Волович помолчал. Слушатели поторопили его:
– Что дальше? Дальше-то что?
– Что ж дальше? Утром комиссия зачитала выводы: "Признать работу отделения милиций, возглавляемую временно исполняющим обязанности начальника товарищем Воловичем, вполне отвечающей приказам и духу времени. Ходатайствовать о выдвижении Воловича начальником райотделения".
Рассказчик подтянул под себя ноги и легким рывком стал на колени.
– Вот на этом, сябры, я и закончу свой рассказ о могилевских окороках и некоторых бывших чудаках.
– Минуточку! Дозвольте! – поднял руку Прохор. – А окорок… Окорочек тот куда вы?

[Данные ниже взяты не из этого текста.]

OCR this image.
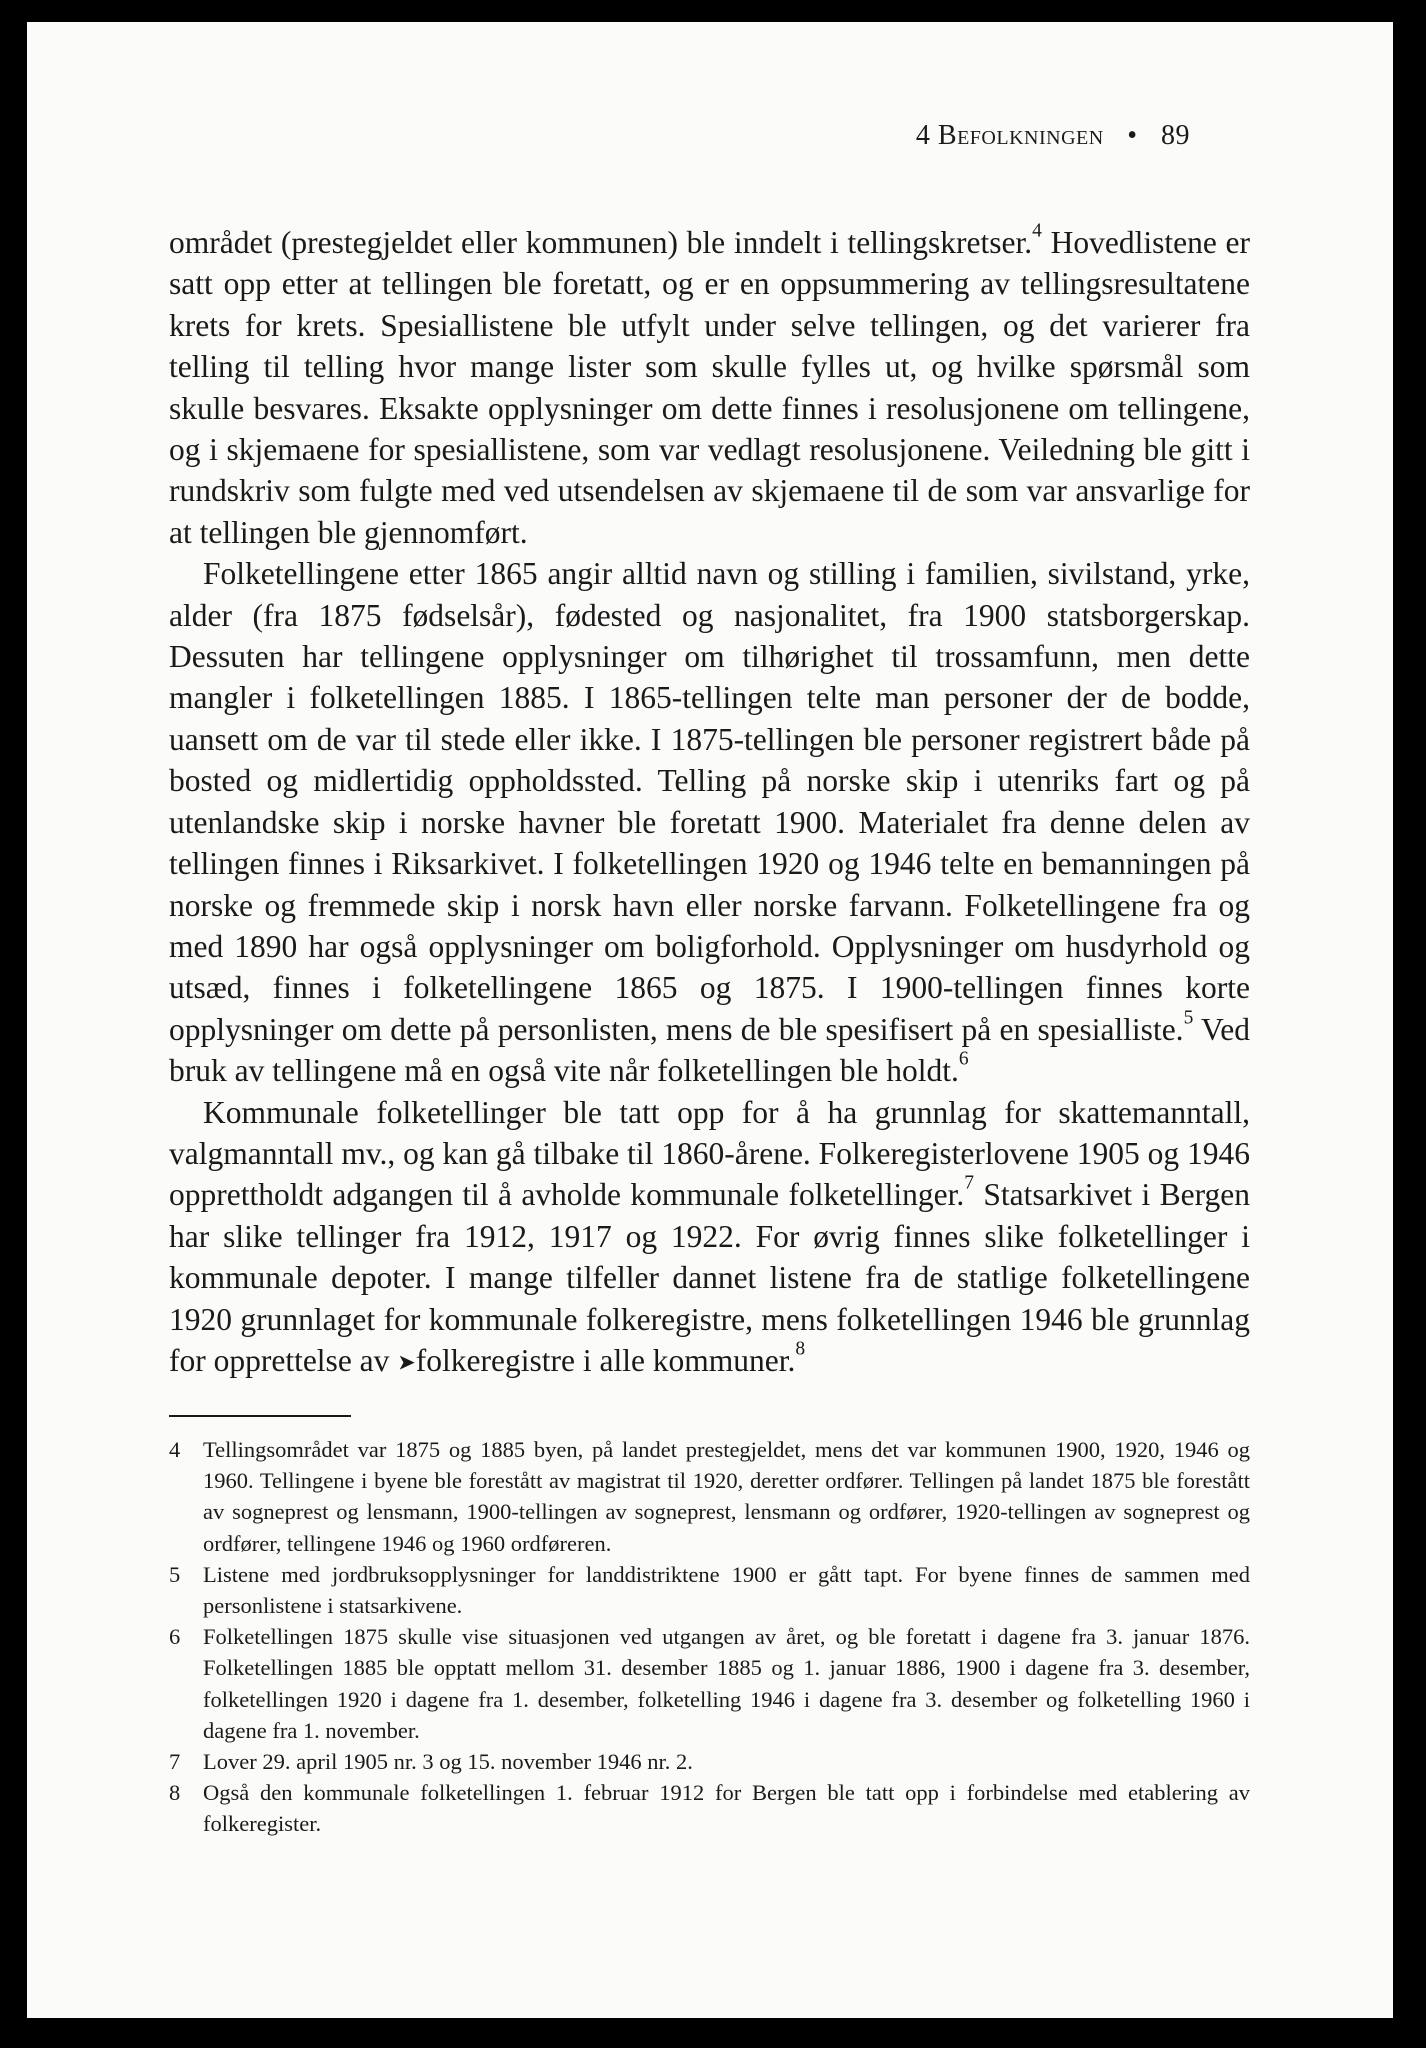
4 Befolkningen • 89

området (prestegjeldet eller kommunen) ble inndelt i tellingskretser.$^4$ Hovedlistene er satt opp etter at tellingen ble foretatt, og er en oppsummering av tellingsresultatene krets for krets. Spesiallistene ble utfylt under selve tellingen, og det varierer fra telling til telling hvor mange lister som skulle fylles ut, og hvilke spørsmål som skulle besvares. Eksakte opplysninger om dette finnes i resolusjonene om tellingene, og i skjemaene for spesiallistene, som var vedlagt resolusjonene. Veiledning ble gitt i rundskriv som fulgte med ved utsendelsen av skjemaene til de som var ansvarlige for at tellingen ble gjennomført.

Folketellingene etter 1865 angir alltid navn og stilling i familien, sivilstand, yrke, alder (fra 1875 fødselsår), fødested og nasjonalitet, fra 1900 statsborgerskap. Dessuten har tellingene opplysninger om tilhørighet til trossamfunn, men dette mangler i folketellingen 1885. I 1865-tellingen telte man personer der de bodde, uansett om de var til stede eller ikke. I 1875-tellingen ble personer registrert både på bosted og midlertidig oppholdssted. Telling på norske skip i utenriks fart og på utenlandske skip i norske havner ble foretatt 1900. Materialet fra denne delen av tellingen finnes i Riksarkivet. I folketellingen 1920 og 1946 telte en bemanningen på norske og fremmede skip i norsk havn eller norske farvann. Folketellingene fra og med 1890 har også opplysninger om boligforhold. Opplysninger om husdyrhold og utsæd, finnes i folketellingene 1865 og 1875. I 1900-tellingen finnes korte opplysninger om dette på personlisten, mens de ble spesifisert på en spesialliste.$^5$ Ved bruk av tellingene må en også vite når folketellingen ble holdt.$^6$

Kommunale folketellinger ble tatt opp for å ha grunnlag for skattemanntall, valgmanntall mv., og kan gå tilbake til 1860-årene. Folkeregisterlovene 1905 og 1946 opprettholdt adgangen til å avholde kommunale folketellinger.$^7$ Statsarkivet i Bergen har slike tellinger fra 1912, 1917 og 1922. For øvrig finnes slike folketellinger i kommunale depoter. I mange tilfeller dannet listene fra de statlige folketellingene 1920 grunnlaget for kommunale folkeregistre, mens folketellingen 1946 ble grunnlag for opprettelse av ➤folkeregistre i alle kommuner.$^8$

4 Tellingsområdet var 1875 og 1885 byen, på landet prestegjeldet, mens det var kommunen 1900, 1920, 1946 og 1960. Tellingene i byene ble forestått av magistrat til 1920, deretter ordfører. Tellingen på landet 1875 ble forestått av sogneprest og lensmann, 1900-tellingen av sogneprest, lensmann og ordfører, 1920-tellingen av sogneprest og ordfører, tellingene 1946 og 1960 ordføreren.

5 Listene med jordbruksopplysninger for landdistriktene 1900 er gått tapt. For byene finnes de sammen med personlistene i statsarkivene.

6 Folketellingen 1875 skulle vise situasjonen ved utgangen av året, og ble foretatt i dagene fra 3. januar 1876. Folketellingen 1885 ble opptatt mellom 31. desember 1885 og 1. januar 1886, 1900 i dagene fra 3. desember, folketellingen 1920 i dagene fra 1. desember, folketelling 1946 i dagene fra 3. desember og folketelling 1960 i dagene fra 1. november.

7 Lover 29. april 1905 nr. 3 og 15. november 1946 nr. 2.

8 Også den kommunale folketellingen 1. februar 1912 for Bergen ble tatt opp i forbindelse med etablering av folkeregister.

– Да куда ж его было. Рядом с домашними повесил. Теща как глянула утром, что вместо четырех пять окороков висит, так в обморок и рухнула. Гляжу, вся побелела, пальцем на жердку тычет, дескать, глянь-ка, глянь, у борова пять ног, пять ног у борова! Насилу отходил старуху. Убедилась лишь, когда все честь по чести рассказал. Вот так-то, браты. Чтоб вас не жег стыд и тещи ваши не падали в обморок при виде пяти кабаньих ног, ешьте-ка лучше после войны сами окорока: тамбовские, ростовские, могилевские… любые!
3. НЕЖДАННЫЙ ВИЗИТ НАЧАЛЬНИКА ПОЛЕВОЙ ПОЧТЫ. ГУЛЯЙБАБКА ЗНАКОМИТСЯ С СИСТЕМОЙ «ХАРАКИРИ»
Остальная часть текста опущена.